The Weight of a Streak

Back on April 10, WordPress notified me that I had a 100 consecutive day streak of posting underway. I thought it was nice of WordPress to notice this and let me know about it. Thereafter, for the next 108 days (as of this writing), WordPress has sent me a daily reminder of my posting streak. I was happy with the alert at 100 days. I appreciated the notice at the 200-day mark. But every day? After a while, the weight of a streak becomes a stressor itself.

My folks visited recently and while my Dad was here, he mentioned that his streak of 600 days of walking was finally broken–on the 600th day.

Streaks are good ways to form habits. As I write this, I am on a 45 consecutive day streak of meditating each morning.

“Don’t break the chain,” sometimes referred to as the Seinfeld Method can be a powerful incentive for people to do whatever it is they want to do. Following that method is what got me my 825 consecutive day writing streak that ran from 2013 in 2015.

Heat map of my 825 day writing streak
Heat map of my 815 days of my 825-day writing streak.

I voluntarily ended that writing streak. I learned a lot from it, and not all of it was about writing. The most important thing that I learned is this: performing an activity just to keep a streak alive is a bad reason to perform the activity. For me, my writing became about the streak, and not the writing. When that happened, I woke each day feeling the weight of the streak press down on me. Each morning that streak was one day heavier. Streaks can be nerve-wracking as they build up. Winning streaks in sports sometimes built on their own momentum, but ultimately crash under the pressure of their weight. I often wonder how Joe DiMaggio felt each time he entered a game during the later part of his 56-game hitting streak in 1941.

For me, a streak is a precarious thing, balanced on a knife edge. I am fine if I keep it going, despite the pressure. But I can’t miss a day. If I break the streak, I am not likely to get it started again, and that is bad.

These day, I try to treat streaks not as tools that keep me going, but as side-effects of activities that I enjoy. Thinking about a streak in this way puts it in a different perspective. If I miss a day, it’s no big deal, I’ll get back on it the next day. There is no disappointment in breaking the streak. It’s not a crutch and I can get along fine without it. That was a difficult mental pivot for me to make.

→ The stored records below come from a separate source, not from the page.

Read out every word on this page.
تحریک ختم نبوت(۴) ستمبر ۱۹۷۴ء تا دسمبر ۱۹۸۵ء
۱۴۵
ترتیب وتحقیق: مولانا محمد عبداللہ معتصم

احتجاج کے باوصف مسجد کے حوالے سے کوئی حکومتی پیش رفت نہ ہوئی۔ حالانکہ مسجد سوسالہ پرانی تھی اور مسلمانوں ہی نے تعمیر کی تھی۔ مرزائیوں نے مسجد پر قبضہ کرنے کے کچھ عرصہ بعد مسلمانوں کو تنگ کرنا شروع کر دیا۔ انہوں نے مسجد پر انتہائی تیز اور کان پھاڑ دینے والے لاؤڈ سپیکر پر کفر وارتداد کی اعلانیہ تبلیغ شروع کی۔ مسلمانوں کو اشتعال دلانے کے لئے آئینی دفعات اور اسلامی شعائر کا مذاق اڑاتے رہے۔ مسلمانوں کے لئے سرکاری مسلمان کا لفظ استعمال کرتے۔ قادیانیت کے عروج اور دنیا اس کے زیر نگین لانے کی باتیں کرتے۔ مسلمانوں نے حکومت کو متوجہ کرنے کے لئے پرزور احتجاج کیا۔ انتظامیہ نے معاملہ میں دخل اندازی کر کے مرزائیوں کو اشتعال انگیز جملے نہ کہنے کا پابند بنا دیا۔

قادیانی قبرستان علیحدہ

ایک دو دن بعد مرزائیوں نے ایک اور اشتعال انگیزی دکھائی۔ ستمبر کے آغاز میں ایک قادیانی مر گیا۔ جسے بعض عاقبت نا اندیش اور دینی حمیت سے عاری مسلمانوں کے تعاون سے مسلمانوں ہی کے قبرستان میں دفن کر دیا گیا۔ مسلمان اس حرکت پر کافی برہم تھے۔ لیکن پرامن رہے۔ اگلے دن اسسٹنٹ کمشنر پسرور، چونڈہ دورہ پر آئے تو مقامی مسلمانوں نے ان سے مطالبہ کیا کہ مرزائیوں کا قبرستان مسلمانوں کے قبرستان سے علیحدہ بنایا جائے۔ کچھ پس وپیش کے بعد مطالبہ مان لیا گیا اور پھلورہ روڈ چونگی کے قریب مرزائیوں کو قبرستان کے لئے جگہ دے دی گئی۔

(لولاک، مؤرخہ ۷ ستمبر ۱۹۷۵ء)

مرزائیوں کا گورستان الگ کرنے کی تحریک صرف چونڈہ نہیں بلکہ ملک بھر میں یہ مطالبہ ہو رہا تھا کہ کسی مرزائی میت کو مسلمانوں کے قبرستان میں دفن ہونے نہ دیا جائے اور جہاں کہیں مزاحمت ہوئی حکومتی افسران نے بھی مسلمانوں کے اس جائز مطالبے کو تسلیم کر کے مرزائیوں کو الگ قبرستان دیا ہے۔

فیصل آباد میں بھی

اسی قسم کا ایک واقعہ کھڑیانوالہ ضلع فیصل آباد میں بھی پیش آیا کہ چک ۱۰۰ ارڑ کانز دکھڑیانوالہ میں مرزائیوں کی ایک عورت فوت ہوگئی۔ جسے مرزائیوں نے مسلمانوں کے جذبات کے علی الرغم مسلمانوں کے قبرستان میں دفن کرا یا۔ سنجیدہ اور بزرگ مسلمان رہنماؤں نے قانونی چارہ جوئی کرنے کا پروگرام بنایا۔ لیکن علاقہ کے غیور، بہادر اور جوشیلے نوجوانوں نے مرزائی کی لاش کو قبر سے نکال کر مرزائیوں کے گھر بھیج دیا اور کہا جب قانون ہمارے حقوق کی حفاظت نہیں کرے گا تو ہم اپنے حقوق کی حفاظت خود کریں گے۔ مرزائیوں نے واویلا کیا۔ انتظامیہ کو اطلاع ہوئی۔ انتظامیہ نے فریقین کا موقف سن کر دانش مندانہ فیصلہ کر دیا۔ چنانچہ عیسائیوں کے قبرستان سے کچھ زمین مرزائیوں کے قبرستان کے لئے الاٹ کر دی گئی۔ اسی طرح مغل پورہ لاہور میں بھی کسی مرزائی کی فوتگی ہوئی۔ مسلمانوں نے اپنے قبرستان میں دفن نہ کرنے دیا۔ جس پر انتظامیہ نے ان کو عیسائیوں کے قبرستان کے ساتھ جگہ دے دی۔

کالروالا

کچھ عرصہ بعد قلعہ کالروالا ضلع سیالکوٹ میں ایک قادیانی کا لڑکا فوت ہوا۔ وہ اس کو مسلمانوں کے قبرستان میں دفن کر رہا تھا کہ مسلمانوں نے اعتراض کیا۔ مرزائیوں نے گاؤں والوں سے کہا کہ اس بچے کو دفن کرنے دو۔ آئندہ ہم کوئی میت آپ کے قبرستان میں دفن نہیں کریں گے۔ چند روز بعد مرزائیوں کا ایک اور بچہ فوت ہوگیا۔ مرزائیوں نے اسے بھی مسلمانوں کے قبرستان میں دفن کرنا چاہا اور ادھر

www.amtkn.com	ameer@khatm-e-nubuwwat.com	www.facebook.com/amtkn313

My writing streak taught me that I could be disciplined about my writing. Yet I think the pressure to get something written every day diluted the quality of what I wrote. Sometimes I was just worn out and had nothing to say, but forced it anyway. That’s no way to do it, at least not for me.

What of the current streak I have going here on the blog? This post marks the 210th consecutive day I’ve posted on the blog? How do I handle the weight of that streak? Well, it isn’t really a streak. Yes, I have had a new post up every day for the last 210 days. But I haven’t written every day during that time. Often, I’ll write more than one post during my morning writing time. Usually, I am 2-3 days ahead in scheduled posts. That way, if I need a day off, or circumstances prevent me from writing, I’ve still got several days worth of posts already scheduled. (More about how I manage the blog is coming next week.) I’m slowly trying to work my way up to a 7-10 day lead time. Just knowing that I can skip a day or two of writing if I need to means that there really is no writing streak weighing me down here, even if posts are appearing every day.

More important than a streak is finding the joy in whatever it is you are trying to do. That, it turns out, is more motivating than any streak I might find myself in. I really enjoy writing here. It is the most fun I’ve had of any of the writing I’ve done, including writing that I’ve been paid for. Joy, not streaks, is my real motivation.